As a writer, I am a firm believer in serendipity, in accident and chance. Some things just happen. Some images occur. They insist. They reoccur. Suddenly you have a motif on your hands. Then you look at what you've got laid out before you, and you ask, Could I use this? Can I turn this into something significant, meaningful, even powerful? There's a lot of alchemy that happens right in front of you as you write. I believe that artists must possess an inner sense of aesthetic balance, just as musicians have an “ear” for their music, to help them deal with the accidental nature of creating art. That's why I create so many drafts when I write; then, when I feel the time is right, I start sifting.

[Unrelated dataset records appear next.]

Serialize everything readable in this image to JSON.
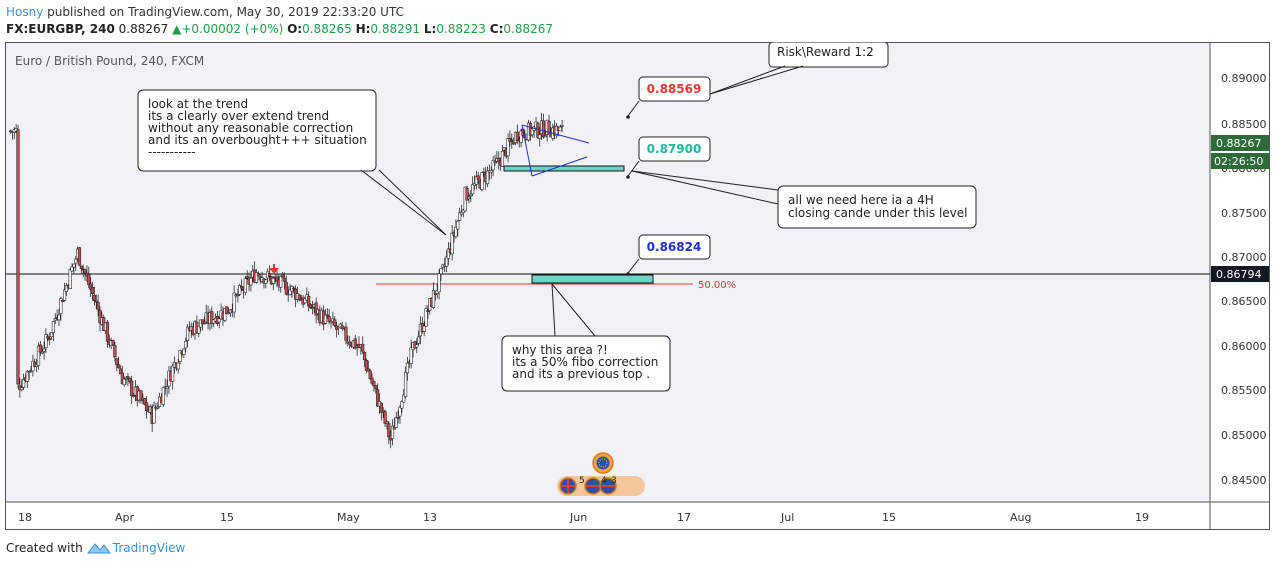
{
  "header": {
    "author": "Hosny",
    "published_text": "published on TradingView.com, May 30, 2019 22:33:20 UTC",
    "symbol": "FX:EURGBP, 240",
    "last_price": "0.88267",
    "change": "+0.00002 (+0%)",
    "open_label": "O:",
    "open": "0.88265",
    "high_label": "H:",
    "high": "0.88291",
    "low_label": "L:",
    "low": "0.88223",
    "close_label": "C:",
    "close": "0.88267"
  },
  "chart": {
    "legend_title": "Euro / British Pound, 240, FXCM",
    "price_axis_ticks": [
      "0.89000",
      "0.88500",
      "0.88000",
      "0.87500",
      "0.87000",
      "0.86500",
      "0.86000",
      "0.85500",
      "0.85000",
      "0.84500"
    ],
    "time_axis_ticks": [
      "18",
      "Apr",
      "15",
      "May",
      "13",
      "Jun",
      "17",
      "Jul",
      "15",
      "Aug",
      "19"
    ],
    "current_price_badge": "0.88267",
    "countdown_badge": "02:26:50",
    "horizontal_line_badge": "0.86794",
    "fib_label": "50.00%",
    "event_badges": [
      "5",
      "4",
      "3"
    ]
  },
  "chart_data": {
    "type": "candlestick",
    "title": "Euro / British Pound, 240, FXCM",
    "y_range": [
      0.844,
      0.892
    ],
    "x_range": [
      "Mar 18 2019",
      "Aug 26 2019"
    ],
    "horizontal_line": 0.86794,
    "fib_50_level": 0.8671,
    "current_price": 0.88267,
    "approx_path": [
      {
        "date": "Mar 18",
        "price": 0.856
      },
      {
        "date": "Mar 22",
        "price": 0.861
      },
      {
        "date": "Mar 26",
        "price": 0.87
      },
      {
        "date": "Apr 1",
        "price": 0.857
      },
      {
        "date": "Apr 5",
        "price": 0.853
      },
      {
        "date": "Apr 10",
        "price": 0.862
      },
      {
        "date": "Apr 15",
        "price": 0.864
      },
      {
        "date": "Apr 19",
        "price": 0.868
      },
      {
        "date": "Apr 24",
        "price": 0.866
      },
      {
        "date": "Apr 29",
        "price": 0.8625
      },
      {
        "date": "May 3",
        "price": 0.86
      },
      {
        "date": "May 7",
        "price": 0.8505
      },
      {
        "date": "May 10",
        "price": 0.86
      },
      {
        "date": "May 14",
        "price": 0.868
      },
      {
        "date": "May 17",
        "price": 0.876
      },
      {
        "date": "May 21",
        "price": 0.879
      },
      {
        "date": "May 24",
        "price": 0.8825
      },
      {
        "date": "May 28",
        "price": 0.883
      },
      {
        "date": "May 30",
        "price": 0.8827
      }
    ]
  },
  "annotations": {
    "risk_reward": "Risk\\Reward 1:2",
    "target_price": "0.88569",
    "level_price": "0.87900",
    "stop_price": "0.86824",
    "trend_note": [
      "look at  the trend",
      "its a clearly over extend trend",
      "without any reasonable correction",
      "and its an overbought+++ situation",
      "-----------"
    ],
    "close_note": [
      "all we need here ia a 4H",
      "closing cande under this level"
    ],
    "area_note": [
      "why this area ?!",
      "its a 50% fibo correction",
      "and its a previous top ."
    ]
  },
  "footer": {
    "created_with": "Created with",
    "brand": "TradingView"
  },
  "colors": {
    "chart_bg": "#f1f2f8",
    "up_candle": "#ffffff",
    "down_candle": "#c94a4a",
    "wick": "#2a2a2a",
    "target_red": "#e53935",
    "level_teal": "#1fb5a0",
    "stop_blue": "#1f2fd0",
    "zone_fill": "#6fd3c7",
    "badge_green": "#2e6b3a",
    "badge_black": "#131722"
  }
}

In terms of efficiency, I'm probably the most wasteful writer there is. I edit a lot. I generate hundreds of thousands of words, then go back for the cull. I see the assembling of the big mess of words in the earlier stages of the novel as the search for the right block of marble in the quarry. Only after you get your hands on the right block can you start chipping away inch by inch. Hopefully, with a couple tons of crumbling, excess marble at your feet, you get your little, perfect, six-pound statue to show for it, gleaming and smooth, as if it existed in that block of stone all along and you were the only one able to see it.

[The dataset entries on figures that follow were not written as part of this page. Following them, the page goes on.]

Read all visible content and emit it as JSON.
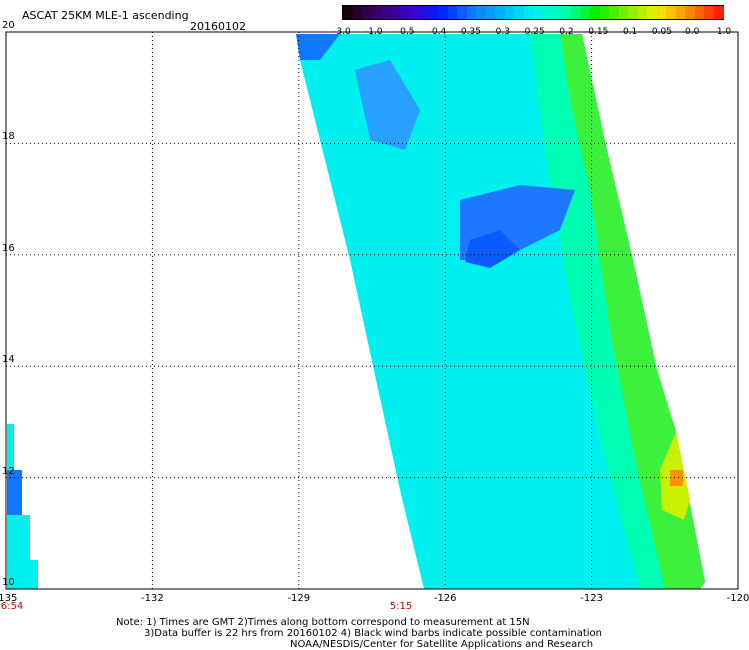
{
  "header": {
    "title": "ASCAT 25KM MLE-1 ascending",
    "date": "20160102"
  },
  "colorbar": {
    "labels": [
      "-3.0",
      "-1.0",
      "-0.5",
      "-0.4",
      "-0.35",
      "-0.3",
      "-0.25",
      "-0.2",
      "-0.15",
      "-0.1",
      "-0.05",
      "0.0",
      "1.0"
    ],
    "colors": [
      "#1a0010",
      "#3d0072",
      "#3b00c8",
      "#0020ff",
      "#0f78ff",
      "#00b4ff",
      "#00f0f0",
      "#00ffb4",
      "#00f000",
      "#78f000",
      "#f0f000",
      "#ff9000",
      "#ff1e00"
    ]
  },
  "map": {
    "x_ticks": [
      "-135",
      "-132",
      "-129",
      "-126",
      "-123",
      "-120"
    ],
    "y_ticks": [
      "20",
      "18",
      "16",
      "14",
      "12",
      "10"
    ],
    "lon_range": [
      -135,
      -120
    ],
    "lat_range": [
      10,
      20
    ],
    "swath_times": [
      "6:54",
      "5:15"
    ]
  },
  "notes": {
    "line1": "Note: 1) Times are GMT 2)Times along bottom correspond to measurement at 15N",
    "line2": "3)Data buffer is 22 hrs from 20160102 4) Black wind barbs indicate possible contamination",
    "line3": "NOAA/NESDIS/Center for Satellite Applications and Research"
  }
}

You chose to emphasize Bethune's time in Spain during the Civil War and in China during the Communist Revolution. Why?

Well, on the one hand, it's during these two wars that Bethune's emotional battle begins and ends. It's in Spain that he enters into the relationship with Kajsa, the mother of his daughter and a possible spy; and in China he has to deal with the consequences of that relationship. On one level, it's as straightforward as that. On another level, Bethune is a man at war with himself. We witness the internal struggle, hoping for the emergence of a final defining identity. I don't think a writer could hope for a more interesting background, both historically and metaphorically, than the Spanish and Chinese civil wars, during which both countries struggled with this notion of identity.